Il vice sindaco e assessore alle Attività produttive del Comune di Siracusa, Edy Bandiera, ha partecipato ieri al sit-in di protesta degli agricoltori siracusani contro l’aumento del prezzo del gasolio. “Ho voluto unirmi al presidio per esprimere la mia solidarietà e condividere le loro preoccupazioni riguardo al caro carburanti che sta mettendo in ginocchio il settore agricolo”, spiega. Il prezzo del gasolio agricolo è quasi raddoppiato, passando da 0.80 centesimi al litro a oltre un 1,50 euro.

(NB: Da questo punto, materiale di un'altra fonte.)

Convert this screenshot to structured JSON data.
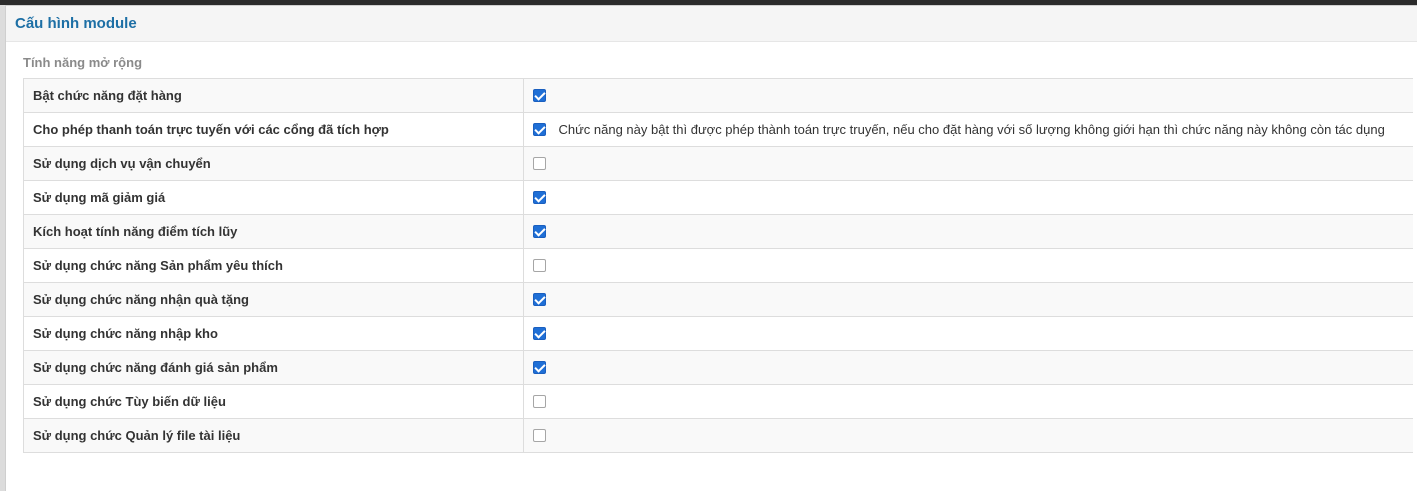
{
  "panel": {
    "title": "Cấu hình module"
  },
  "section": {
    "title": "Tính năng mở rộng"
  },
  "rows": [
    {
      "label": "Bật chức năng đặt hàng",
      "checked": true,
      "help": ""
    },
    {
      "label": "Cho phép thanh toán trực tuyến với các cổng đã tích hợp",
      "checked": true,
      "help": "Chức năng này bật thì được phép thành toán trực truyến, nếu cho đặt hàng với số lượng không giới hạn thì chức năng này không còn tác dụng"
    },
    {
      "label": "Sử dụng dịch vụ vận chuyển",
      "checked": false,
      "help": ""
    },
    {
      "label": "Sử dụng mã giảm giá",
      "checked": true,
      "help": ""
    },
    {
      "label": "Kích hoạt tính năng điểm tích lũy",
      "checked": true,
      "help": ""
    },
    {
      "label": "Sử dụng chức năng Sản phẩm yêu thích",
      "checked": false,
      "help": ""
    },
    {
      "label": "Sử dụng chức năng nhận quà tặng",
      "checked": true,
      "help": ""
    },
    {
      "label": "Sử dụng chức năng nhập kho",
      "checked": true,
      "help": ""
    },
    {
      "label": "Sử dụng chức năng đánh giá sản phẩm",
      "checked": true,
      "help": ""
    },
    {
      "label": "Sử dụng chức Tùy biến dữ liệu",
      "checked": false,
      "help": ""
    },
    {
      "label": "Sử dụng chức Quản lý file tài liệu",
      "checked": false,
      "help": ""
    }
  ]
}
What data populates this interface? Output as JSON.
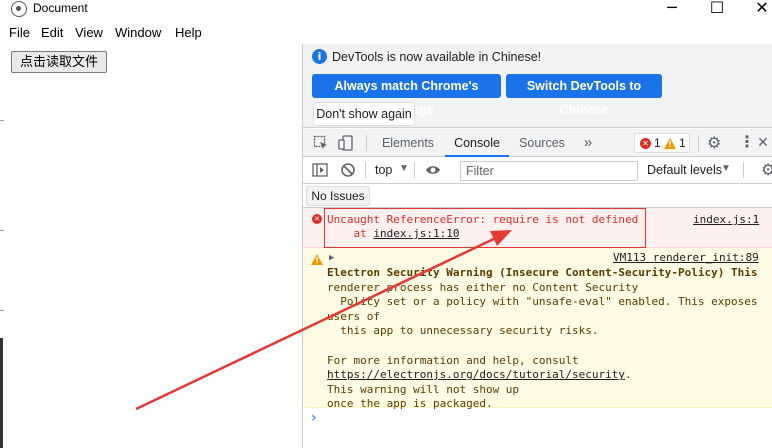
{
  "window": {
    "title": "Document",
    "minimize": "─",
    "maximize": "☐",
    "close": "✕"
  },
  "menu": [
    "File",
    "Edit",
    "View",
    "Window",
    "Help"
  ],
  "app": {
    "read_button": "点击读取文件"
  },
  "devtools": {
    "info_text": "DevTools is now available in Chinese!",
    "btn_match_language": "Always match Chrome's language",
    "btn_switch_chinese": "Switch DevTools to Chinese",
    "btn_dont_show": "Don't show again",
    "tabs": [
      "Elements",
      "Console",
      "Sources"
    ],
    "more_tabs": "»",
    "error_count": "1",
    "warning_count": "1",
    "toolbar": {
      "context": "top",
      "filter_placeholder": "Filter",
      "levels": "Default levels"
    },
    "no_issues": "No Issues",
    "error_message": {
      "line1": "Uncaught ReferenceError: require is not defined",
      "line2_prefix": "    at ",
      "line2_link": "index.js:1:10",
      "source": "index.js:1"
    },
    "warning_message": {
      "source": "VM113 renderer_init:89",
      "lines": [
        "Electron Security Warning (Insecure Content-Security-Policy) This",
        "renderer process has either no Content Security",
        "  Policy set or a policy with \"unsafe-eval\" enabled. This exposes",
        "users of",
        "  this app to unnecessary security risks.",
        "",
        "For more information and help, consult"
      ],
      "link": "https://electronjs.org/docs/tutorial/security",
      "link_suffix": ".",
      "tail": [
        "This warning will not show up",
        "once the app is packaged."
      ]
    },
    "prompt": "›"
  },
  "colors": {
    "accent": "#1a73e8",
    "error": "#d93025",
    "warning": "#f29900",
    "annotation": "#e53935"
  }
}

Pesando subito sulla gestione economica delle attività agricole.
“Il periodo della raccolta di foraggi è appena iniziato e seguiranno le mietiture del grano. Il gasolio è fondamentale per molte delle attività agricole. L’aumento del prezzo sta mettendo a rischio la sopravvivenza di molte aziende, con conseguenze negative anche sull’ambiente e sul territorio”, aggiunge Bandiera. “È fondamentale che i governi nazionale e regionale intervengano con urgenza per contrastare questi aumenti che sembrano essere il risultato di speculazioni a danno delle famiglie e delle categorie produttive più fragili, come l’agricoltura e la pesca. Desidero esprimere la mia piena solidarietà agli agricoltori della nostra provincia e chiedere ai governi di intervenire per risolvere questa emergenza e garantire la sopravvivenza dei settori agricoli e marinari, che sono fondamentali per l’economia e l’ambiente del nostro territorio”.